日出づる国
山から吹き下ろす風には冷たさが残っているが、タンポポやスミレなど、色とりどりの花が野原や山すそを彩っていた。みずみずしい若葉が一層明るさを増している。
ウサギが草の間から顔をのぞかせていた。
キツネがウサギを狙って忍び寄ろうとしている。
風が優しく草をなでていく。
ヨシカ、ヨン、ヨヨの3姉妹がその様子を見守っていた。
口に含む主を失った乳房は、張り裂けそうな痛みを伴って乳汁が勢い良くほとばしり出た。やがてそれは治まっていったが、張り裂けそうな心の痛みは消えることがない。

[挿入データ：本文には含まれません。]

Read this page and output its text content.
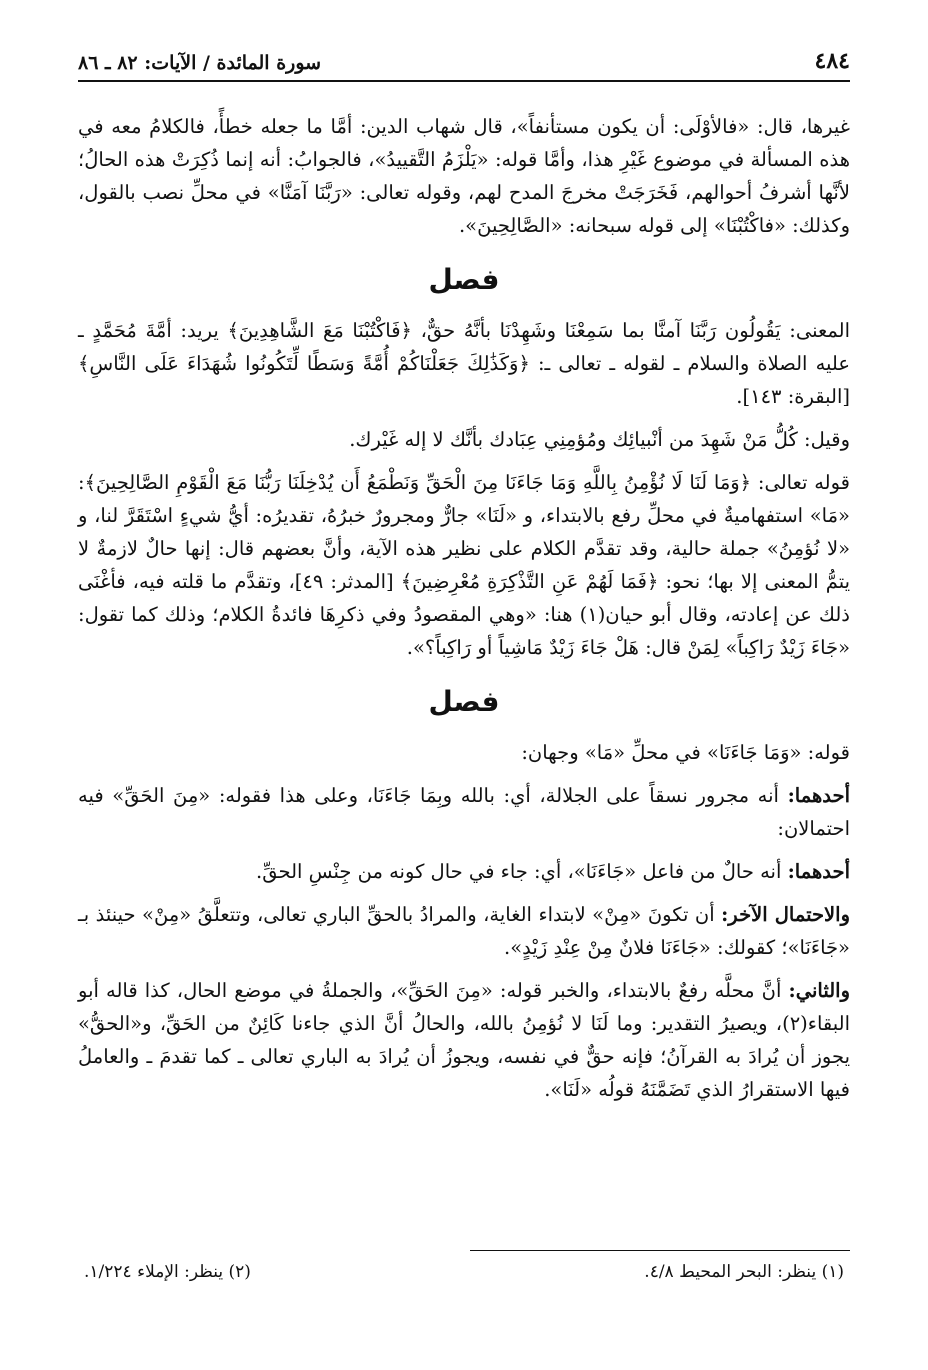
٤٨٤
سورة المائدة / الآيات: ٨٢ ـ ٨٦

غيرها، قال: «فالأوْلَى: أن يكون مستأنفاً»، قال شهاب الدين: أمَّا ما جعله خطأً، فالكلامُ معه في هذه المسألة في موضوع غَيْرِ هذا، وأمَّا قوله: «يَلْزَمُ التَّقييدُ»، فالجوابُ: أنه إنما ذُكِرَتْ هذه الحالُ؛ لأنَّها أشرفُ أحوالهم، فَخَرَجَتْ مخرجَ المدح لهم، وقوله تعالى: «رَبَّنَا آمَنَّا» في محلِّ نصب بالقول، وكذلك: «فاكْتُبْنَا» إلى قوله سبحانه: «الصَّالِحِينَ».

فصل

المعنى: يَقُولُون رَبَّنَا آمنَّا بما سَمِعْنَا وشَهِدْنَا بأنَّهُ حقٌّ، ﴿فَاكْتُبْنَا مَعَ الشَّاهِدِينَ﴾ يريد: أمَّةَ مُحَمَّدٍ ـ عليه الصلاة والسلام ـ لقوله ـ تعالى ـ: ﴿وَكَذَٰلِكَ جَعَلْنَاكُمْ أُمَّةً وَسَطًا لِّتَكُونُوا شُهَدَاءَ عَلَى النَّاسِ﴾ [البقرة: ١٤٣].

وقيل: كُلُّ مَنْ شَهِدَ من أنْبيائِك ومُؤمِنِي عِبَادك بأنَّك لا إله غَيْرك.

قوله تعالى: ﴿وَمَا لَنَا لَا نُؤْمِنُ بِاللَّهِ وَمَا جَاءَنَا مِنَ الْحَقِّ وَنَطْمَعُ أَن يُدْخِلَنَا رَبُّنَا مَعَ الْقَوْمِ الصَّالِحِينَ﴾: «مَا» استفهاميةٌ في محلِّ رفع بالابتداء، و «لَنَا» جارٌّ ومجرورٌ خبرُهُ، تقديرُه: أيُّ شيءٍ اسْتَقَرَّ لنا، و «لا نُؤمِنُ» جملة حالية، وقد تقدَّم الكلام على نظير هذه الآية، وأنَّ بعضهم قال: إنها حالٌ لازمةٌ لا يتمُّ المعنى إلا بها؛ نحو: ﴿فَمَا لَهُمْ عَنِ التَّذْكِرَةِ مُعْرِضِينَ﴾ [المدثر: ٤٩]، وتقدَّم ما قلته فيه، فأغْنَى ذلك عن إعادته، وقال أبو حيان(١) هنا: «وهي المقصودُ وفي ذكرِهَا فائدةُ الكلام؛ وذلك كما تقول: «جَاءَ زَيْدٌ رَاكِباً» لِمَنْ قال: هَلْ جَاءَ زَيْدٌ مَاشِياً أو رَاكِباً؟».

فصل

قوله: «وَمَا جَاءَنَا» في محلِّ «مَا» وجهان:

أحدهما: أنه مجرور نسقاً على الجلالة، أي: بالله وبِمَا جَاءَنَا، وعلى هذا فقوله: «مِنَ الحَقِّ» فيه احتمالان:

أحدهما: أنه حالٌ من فاعل «جَاءَنَا»، أي: جاء في حال كونه من جِنْسِ الحقِّ.

والاحتمال الآخر: أن تكونَ «مِنْ» لابتداء الغاية، والمرادُ بالحقِّ الباري تعالى، وتتعلَّقُ «مِنْ» حينئذ بـ «جَاءَنَا»؛ كقولك: «جَاءَنَا فلانٌ مِنْ عِنْدِ زَيْدٍ».

والثاني: أنَّ محلَّه رفعٌ بالابتداء، والخبر قوله: «مِنَ الحَقِّ»، والجملةُ في موضع الحال، كذا قاله أبو البقاء(٢)، ويصيرُ التقدير: وما لَنَا لا نُؤمِنُ بالله، والحالُ أنَّ الذي جاءنا كَائِنٌ من الحَقِّ، و«الحقُّ» يجوز أن يُرادَ به القرآنُ؛ فإنه حقٌّ في نفسه، ويجوزُ أن يُرادَ به الباري تعالى ـ كما تقدمَ ـ والعاملُ فيها الاستقرارُ الذي تَضَمَّنَهُ قولُه «لَنَا».

(١) ينظر: البحر المحيط ٤/٨.
(٢) ينظر: الإملاء ١/٢٢٤.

ヨヨに笑顔が戻ることはなかった。いや、すべての者は沈痛な気持ちでその時を待った。
シュッ
キツネがウサギを追い始めた時、坐っていたヨンの顔の横を矢が通り過ぎ、キツネを射抜いていた。
ゆっくりと頭をめぐらし、矢が飛んできた方向を見た。
そこにはヌ族の男と変わらぬヒトの姿をした、多くの男たちがいた。
「男は逃げたか、チッ、ヌ族の噂は聞いている。ヨウ、ヨシという優れた女が一族を率いていることもな」
「そなたらは、邑を滅ぼしてなんとする」
「オウ、ワレの王国を築くのよ。国を栄えさせていくには女に子供を作らせることじゃ。ここらの土地にはカラムシ(イラクサ)を植える。それで布が作れる」
ヨシたちは布というもので作った纏いものを始めて見た。そして彼らの持つ弓矢や道具類を見て、観念した。